Allah Teâlâ, senin sağına, yaptığın iyiliklerini yazan, soluna ise işlediğin kötülüklerini yazan birer melek koymuştur. Dünya hayatında ‘a’dan ‘z’ ye konuştuğun, dinlediğin, gördüğün şeyler, yaptığın bütün işler hesap günü en küçüğünden en büyüğüne kadar önüne getirilip serilir ve sana “Meleklere iman ettim sözünde ne kadar sadıksın?” diye sorarlar.
Dünya hayatında bir memurun gözetimi altında olduğunu bilsen, devletin nizam ve intizamı aleyhine iki kelime konuşmaktan çekinecek olan sen, iki omuzuna birer melek koyan ve ‘a’dan ‘z’ye yaptığın bütün hareketleri gören ve bilen Rabbinin huzurundaki durumuna bir bak.
Doğru yanlış demeden her istediğini, istediğin yerde ve şekilde yaparken, sıdkı ve kizbi hesap etmeden hayatını yaşamaya devam edip işlediğin bütün fiillerin melekler tarafından önüne serildiği vakit meleklere sadakâtle iman ettiğini nasıl ispat edebilirsin?
O günün pişmanlığını şimdiden düşünün de Allah Teâlâ’nın bu husustaki beyanatlarına dikkat edin.
Allah Teâlâ Hazretleri’nin, amel defterleri ortaya konduğu vakit günahkârların, onun içinde yazılı olan şeylerden dolayı korku içerisinde “Eyvah bize! Bu kitaba ne olmuş? Küçük büyük hiçbir şey bırakmayıp hepsini saymış.”[2] diyecekleri günü düşün. Hasretlik ve pişmanlık içerisinde sadakât imtihanını kaybedip “Haydi cehenneme gidin!” şeklindeki tehdidi düşün.

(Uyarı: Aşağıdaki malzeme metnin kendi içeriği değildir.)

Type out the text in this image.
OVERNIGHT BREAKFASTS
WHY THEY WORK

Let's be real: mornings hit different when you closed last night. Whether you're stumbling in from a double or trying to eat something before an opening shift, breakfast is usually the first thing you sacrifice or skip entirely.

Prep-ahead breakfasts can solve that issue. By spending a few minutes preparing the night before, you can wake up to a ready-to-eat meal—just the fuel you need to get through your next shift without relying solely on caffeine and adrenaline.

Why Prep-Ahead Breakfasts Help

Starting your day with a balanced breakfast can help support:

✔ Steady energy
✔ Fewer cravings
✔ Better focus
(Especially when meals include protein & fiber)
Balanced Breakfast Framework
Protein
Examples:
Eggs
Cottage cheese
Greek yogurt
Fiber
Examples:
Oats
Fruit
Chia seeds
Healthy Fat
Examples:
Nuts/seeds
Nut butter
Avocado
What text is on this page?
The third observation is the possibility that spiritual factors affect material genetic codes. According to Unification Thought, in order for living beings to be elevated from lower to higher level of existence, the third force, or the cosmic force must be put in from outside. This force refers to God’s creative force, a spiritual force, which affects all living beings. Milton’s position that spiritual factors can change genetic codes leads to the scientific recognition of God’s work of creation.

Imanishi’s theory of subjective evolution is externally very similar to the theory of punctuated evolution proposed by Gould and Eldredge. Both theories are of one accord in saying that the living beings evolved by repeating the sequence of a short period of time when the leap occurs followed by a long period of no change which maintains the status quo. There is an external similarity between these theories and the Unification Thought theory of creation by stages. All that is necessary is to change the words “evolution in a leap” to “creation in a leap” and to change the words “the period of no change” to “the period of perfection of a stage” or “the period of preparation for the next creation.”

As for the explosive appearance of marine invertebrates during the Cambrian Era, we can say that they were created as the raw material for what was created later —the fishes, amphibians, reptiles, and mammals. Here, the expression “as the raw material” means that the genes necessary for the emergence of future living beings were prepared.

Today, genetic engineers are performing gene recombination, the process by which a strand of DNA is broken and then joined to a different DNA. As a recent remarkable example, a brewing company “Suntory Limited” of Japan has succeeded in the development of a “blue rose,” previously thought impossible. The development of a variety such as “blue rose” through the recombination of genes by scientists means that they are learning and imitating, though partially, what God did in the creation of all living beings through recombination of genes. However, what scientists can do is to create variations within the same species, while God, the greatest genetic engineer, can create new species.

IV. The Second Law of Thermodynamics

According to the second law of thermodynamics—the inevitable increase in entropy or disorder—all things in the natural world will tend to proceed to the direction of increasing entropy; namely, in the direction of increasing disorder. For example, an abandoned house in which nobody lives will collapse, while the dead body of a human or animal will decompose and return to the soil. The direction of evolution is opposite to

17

Bil ki; konuşacağın sözün ölçüsü, mü’min, müslüman ve insan olmanın ölçüsü sadakattir. bunun için sen de sadıklardan ol. Çünkü Allah Teâlâ, kıyamet gününde “En iyi mü’min benim, en iyi müslüman benim, en doğru insan benim” sözlerinin kişiye hiç fayda vermeyeceğini bildirmek üzere; “Bugün, (yalnızca) sadıklara sadakâtlerinin fayda vereceği bir gündür.”[3] şeklinde uyarıda bulunmuştur. O günde insanlığa yalnız sadakâtin fayda vereceğinin hesabını bu hayatta yapmalıyız.
Mü’minler olarak “Allah’ın kitaplarına da iman ettim” diyerek Rabbimiz Allah ile bir anlaşma akdetmiştik.
Şimdi bir düşün. Bakarken mi sadıksın, dinlerken mi sadıksın, konuşurken mi sadıksın, yaptığın işlerde mi sadıksın? Ancak bütün hayatını Kur’an ve Sünnete uygun olarak yaşadıysan Allah’ın kitabına olan inancında sadakâtini ispat edebilirsin.
Günümüz dünyasında insanlar grup grup. Kimisi “Mü’min ve müslümanım, Allah’ın kitabına ve Rasûl’ün sünnetine inandım.” der, Bazıları “Ben nasıl istersem öyle yaşarım.” derken bir kısmı da “Şunlar nasıl istiyorsa öyle yaşarım.” derler.
Kendisinin Kitaba inanmış bir mü’min ve müslüman olduğunu iddia eden fakat Kitabullah’a ve Rasûlullah’ın sünnetine ittiba etmeyen bir insan ilahi huzurda sadakât imtihanından başarılı olabilmek için hayatında ne bulabilir?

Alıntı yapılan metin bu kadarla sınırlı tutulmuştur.